Campaign

Hawaii’s governor makes improbable comeback

Hawaii Gov. David Ige (D) on Saturday completed an improbable political resurrection, months after mishandling a dramatic missile scare that put his career in jeopardy.
 
Hawaii Democrats on Saturday renominated Ige, who took 51.3 percent of the vote, according to The Associated Press. His closest rival, Rep. Colleen Hanabusa (D), scored 44.5 percent of the vote.
 
{mosads} The results are a turnaround from polling conducted over the past several months that showed Hanabusa building what looked like an insurmountable lead. 
 
That lead built up after state emergency officials issued an erroneous alert of an inbound missile at the height of nuclear tensions with North Korea in January.
 
The alert caused widespread panic for 38 minutes, until officials issued a correction declaring it a test.

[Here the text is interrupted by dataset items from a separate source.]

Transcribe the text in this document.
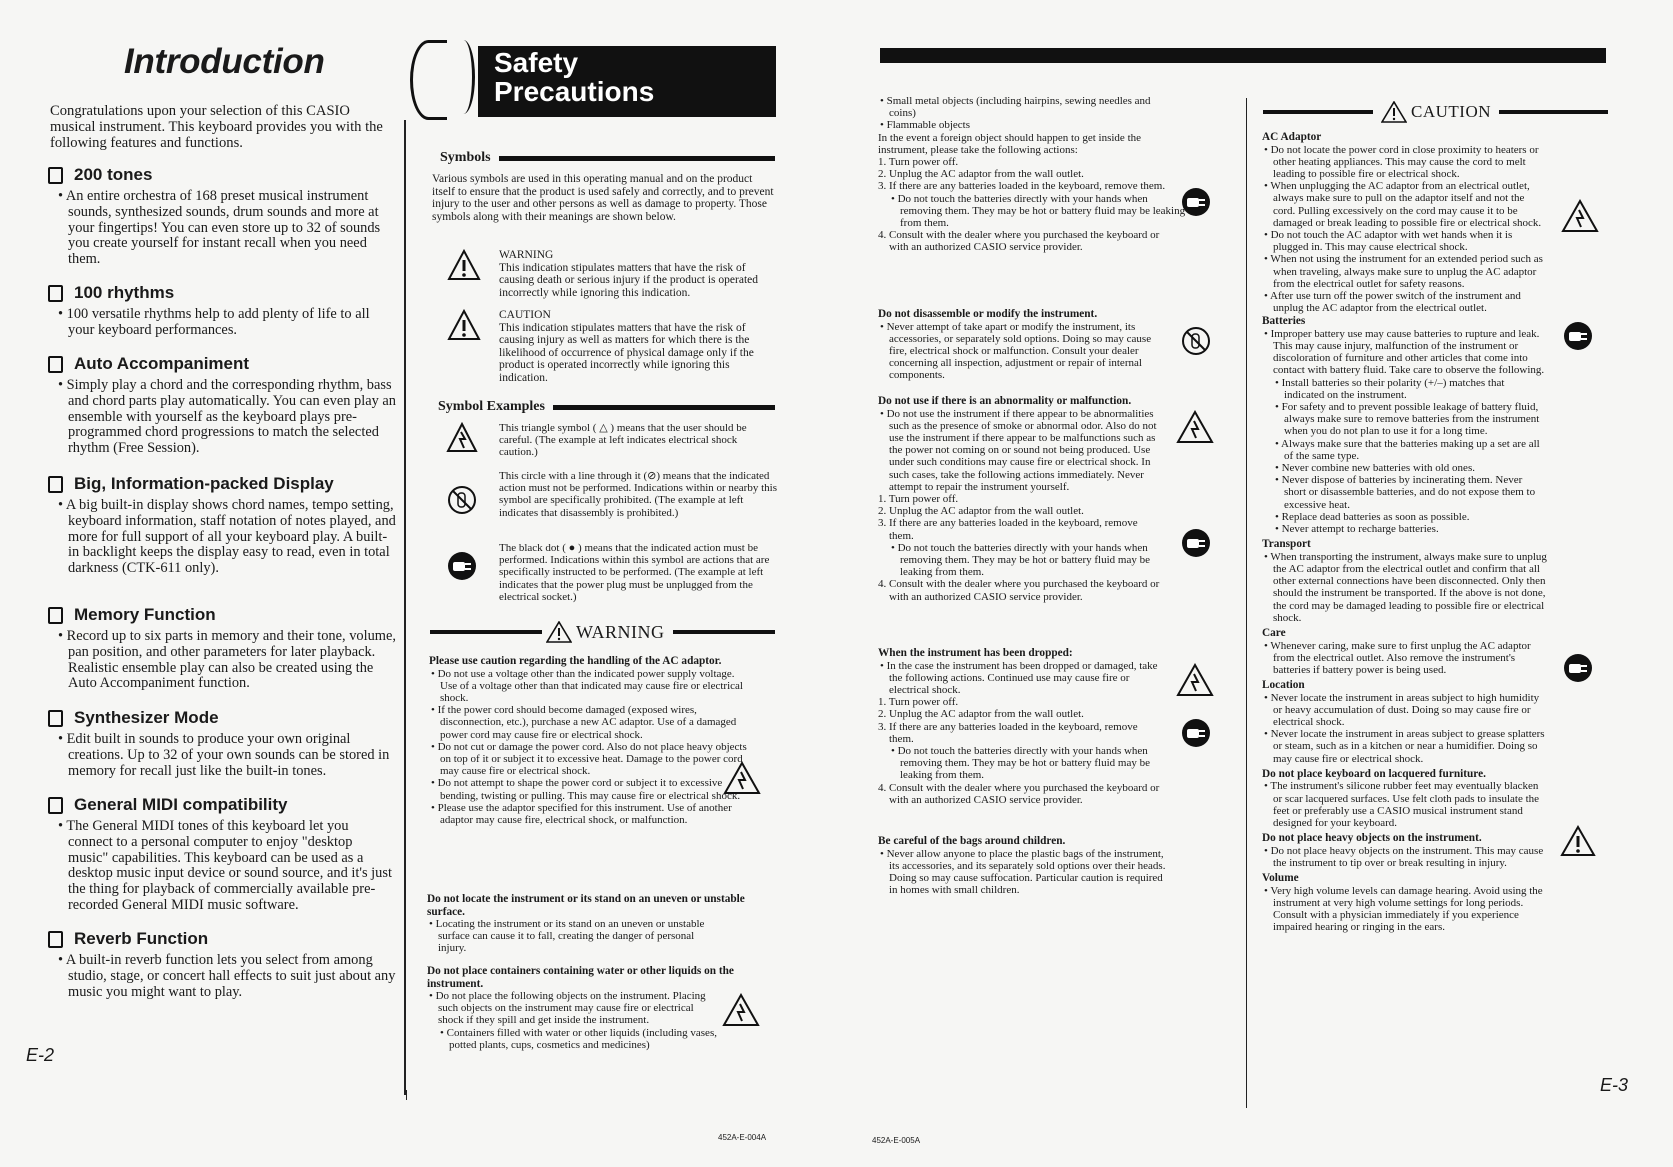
Introduction
Congratulations upon your selection of this CASIO musical instrument. This keyboard provides you with the following features and functions.
200 tones
• An entire orchestra of 168 preset musical instrument sounds, synthesized sounds, drum sounds and more at your fingertips! You can even store up to 32 of sounds you create yourself for instant recall when you need them.
100 rhythms
• 100 versatile rhythms help to add plenty of life to all your keyboard performances.
Auto Accompaniment
• Simply play a chord and the corresponding rhythm, bass and chord parts play automatically. You can even play an ensemble with yourself as the keyboard plays pre-programmed chord progressions to match the selected rhythm (Free Session).
Big, Information-packed Display
• A big built-in display shows chord names, tempo setting, keyboard information, staff notation of notes played, and more for full support of all your keyboard play. A built-in backlight keeps the display easy to read, even in total darkness (CTK-611 only).
Memory Function
• Record up to six parts in memory and their tone, volume, pan position, and other parameters for later playback. Realistic ensemble play can also be created using the Auto Accompaniment function.
Synthesizer Mode
• Edit built in sounds to produce your own original creations. Up to 32 of your own sounds can be stored in memory for recall just like the built-in tones.
General MIDI compatibility
• The General MIDI tones of this keyboard let you connect to a personal computer to enjoy "desktop music" capabilities. This keyboard can be used as a desktop music input device or sound source, and it's just the thing for playback of commercially available pre-recorded General MIDI music software.
Reverb Function
• A built-in reverb function lets you select from among studio, stage, or concert hall effects to suit just about any music you might want to play.
E-2
Safety
Precautions
Symbols
Various symbols are used in this operating manual and on the product itself to ensure that the product is used safely and correctly, and to prevent injury to the user and other persons as well as damage to property. Those symbols along with their meanings are shown below.
WARNING
This indication stipulates matters that have the risk of causing death or serious injury if the product is operated incorrectly while ignoring this indication.
CAUTION
This indication stipulates matters that have the risk of causing injury as well as matters for which there is the likelihood of occurrence of physical damage only if the product is operated incorrectly while ignoring this indication.
Symbol Examples
This triangle symbol ( △ ) means that the user should be careful. (The example at left indicates electrical shock caution.)
This circle with a line through it (⊘) means that the indicated action must not be performed. Indications within or nearby this symbol are specifically prohibited. (The example at left indicates that disassembly is prohibited.)
The black dot ( ● ) means that the indicated action must be performed. Indications within this symbol are actions that are specifically instructed to be performed. (The example at left indicates that the power plug must be unplugged from the electrical socket.)
WARNING
Please use caution regarding the handling of the AC adaptor.
• Do not use a voltage other than the indicated power supply voltage. Use of a voltage other than that indicated may cause fire or electrical shock.
• If the power cord should become damaged (exposed wires, disconnection, etc.), purchase a new AC adaptor. Use of a damaged power cord may cause fire or electrical shock.
• Do not cut or damage the power cord. Also do not place heavy objects on top of it or subject it to excessive heat. Damage to the power cord may cause fire or electrical shock.
• Do not attempt to shape the power cord or subject it to excessive bending, twisting or pulling. This may cause fire or electrical shock.
• Please use the adaptor specified for this instrument. Use of another adaptor may cause fire, electrical shock, or malfunction.
Do not locate the instrument or its stand on an uneven or unstable surface.
• Locating the instrument or its stand on an uneven or unstable surface can cause it to fall, creating the danger of personal injury.
Do not place containers containing water or other liquids on the instrument.
• Do not place the following objects on the instrument. Placing such objects on the instrument may cause fire or electrical shock if they spill and get inside the instrument.
• Containers filled with water or other liquids (including vases, potted plants, cups, cosmetics and medicines)
452A-E-004A
• Small metal objects (including hairpins, sewing needles and coins)
• Flammable objects
In the event a foreign object should happen to get inside the instrument, please take the following actions:
1. Turn power off.
2. Unplug the AC adaptor from the wall outlet.
3. If there are any batteries loaded in the keyboard, remove them.
• Do not touch the batteries directly with your hands when removing them. They may be hot or battery fluid may be leaking from them.
4. Consult with the dealer where you purchased the keyboard or with an authorized CASIO service provider.
Do not disassemble or modify the instrument.
• Never attempt of take apart or modify the instrument, its accessories, or separately sold options. Doing so may cause fire, electrical shock or malfunction. Consult your dealer concerning all inspection, adjustment or repair of internal components.
Do not use if there is an abnormality or malfunction.
• Do not use the instrument if there appear to be abnormalities such as the presence of smoke or abnormal odor. Also do not use the instrument if there appear to be malfunctions such as the power not coming on or sound not being produced. Use under such conditions may cause fire or electrical shock. In such cases, take the following actions immediately. Never attempt to repair the instrument yourself.
1. Turn power off.
2. Unplug the AC adaptor from the wall outlet.
3. If there are any batteries loaded in the keyboard, remove them.
• Do not touch the batteries directly with your hands when removing them. They may be hot or battery fluid may be leaking from them.
4. Consult with the dealer where you purchased the keyboard or with an authorized CASIO service provider.
When the instrument has been dropped:
• In the case the instrument has been dropped or damaged, take the following actions. Continued use may cause fire or electrical shock.
1. Turn power off.
2. Unplug the AC adaptor from the wall outlet.
3. If there are any batteries loaded in the keyboard, remove them.
• Do not touch the batteries directly with your hands when removing them. They may be hot or battery fluid may be leaking from them.
4. Consult with the dealer where you purchased the keyboard or with an authorized CASIO service provider.
Be careful of the bags around children.
• Never allow anyone to place the plastic bags of the instrument, its accessories, and its separately sold options over their heads. Doing so may cause suffocation. Particular caution is required in homes with small children.
CAUTION
AC Adaptor
• Do not locate the power cord in close proximity to heaters or other heating appliances. This may cause the cord to melt leading to possible fire or electrical shock.
• When unplugging the AC adaptor from an electrical outlet, always make sure to pull on the adaptor itself and not the cord. Pulling excessively on the cord may cause it to be damaged or break leading to possible fire or electrical shock.
• Do not touch the AC adaptor with wet hands when it is plugged in. This may cause electrical shock.
• When not using the instrument for an extended period such as when traveling, always make sure to unplug the AC adaptor from the electrical outlet for safety reasons.
• After use turn off the power switch of the instrument and unplug the AC adaptor from the electrical outlet.
Batteries
• Improper battery use may cause batteries to rupture and leak. This may cause injury, malfunction of the instrument or discoloration of furniture and other articles that come into contact with battery fluid. Take care to observe the following.
• Install batteries so their polarity (+/–) matches that indicated on the instrument.
• For safety and to prevent possible leakage of battery fluid, always make sure to remove batteries from the instrument when you do not plan to use it for a long time.
• Always make sure that the batteries making up a set are all of the same type.
• Never combine new batteries with old ones.
• Never dispose of batteries by incinerating them. Never short or disassemble batteries, and do not expose them to excessive heat.
• Replace dead batteries as soon as possible.
• Never attempt to recharge batteries.
Transport
• When transporting the instrument, always make sure to unplug the AC adaptor from the electrical outlet and confirm that all other external connections have been disconnected. Only then should the instrument be transported. If the above is not done, the cord may be damaged leading to possible fire or electrical shock.
Care
• Whenever caring, make sure to first unplug the AC adaptor from the electrical outlet. Also remove the instrument's batteries if battery power is being used.
Location
• Never locate the instrument in areas subject to high humidity or heavy accumulation of dust. Doing so may cause fire or electrical shock.
• Never locate the instrument in areas subject to grease splatters or steam, such as in a kitchen or near a humidifier. Doing so may cause fire or electrical shock.
Do not place keyboard on lacquered furniture.
• The instrument's silicone rubber feet may eventually blacken or scar lacquered surfaces. Use felt cloth pads to insulate the feet or preferably use a CASIO musical instrument stand designed for your keyboard.
Do not place heavy objects on the instrument.
• Do not place heavy objects on the instrument. This may cause the instrument to tip over or break resulting in injury.
Volume
• Very high volume levels can damage hearing. Avoid using the instrument at very high volume settings for long periods. Consult with a physician immediately if you experience impaired hearing or ringing in the ears.
452A-E-005A
E-3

Ige, whose administration has not released phone or email records from that window of time, came under intense criticism for his slow response.
 
In March, a Mason-Dixon survey showed Hanabusa leading Ige by 20 points; a May survey conducted for Honolulu Civil Beat by the Merriman River Group found Hanabusa up 6.
 
But Ige spent the following months rebuilding his credibility and responding quickly to other natural disasters that have hit the islands. He led response efforts to heavy rains and flooding in Kauai in April and to a slow-moving eruption on the Big Island that began earlier this summer.
 
“Kilauea erupted with a force that none of us have ever seen. Gov. Ige responded without any hesitation,” Big Island Mayor Harry Kim says in an ad the Ige campaign has run on heavy rotation. “I’ve said thank you governor, because he came through. He came through.”
 
The most recent Mason-Dixon poll conducted for the Honolulu Star-Advertiser in July found Ige leading by 4 points. The latest Civil Beat poll has him up 9.
 
It is rare for any incumbent to lose and then regain a lead. But Matt Fitch, who directs the Merriman River Group survey, said Ige is an incumbent about whom voters know little.
 
Ige won election four years ago simply by not being his opponent, deeply unpopular Gov. Neil Abercrombie (D), and plenty of Hawaii voters still do not have a firm opinion of his performance or his personality. 
 
“This might be the rare race that’s not totally about the incumbent, and that perhaps he’s not Hanabusa,” Fitch said. “He’s the rare incumbent who didn’t start with any name recognition or favorability advantage over his challengers.”
 
Ige will begin the general election with a big lead over state House Minority Leader Andria Tupola, who on Saturday captured the Republican nomination. The Mason-Dixon survey from July showed Ige leading Tupola by a 57 percent to 34 percent margin.
 
Ige is the eighth governor of Hawaii since it became a state in 1959. Only two of those governors have been Republicans; the last Republican to win the governorship was Linda Lingle, who won election and reelection in 2002 and 2006.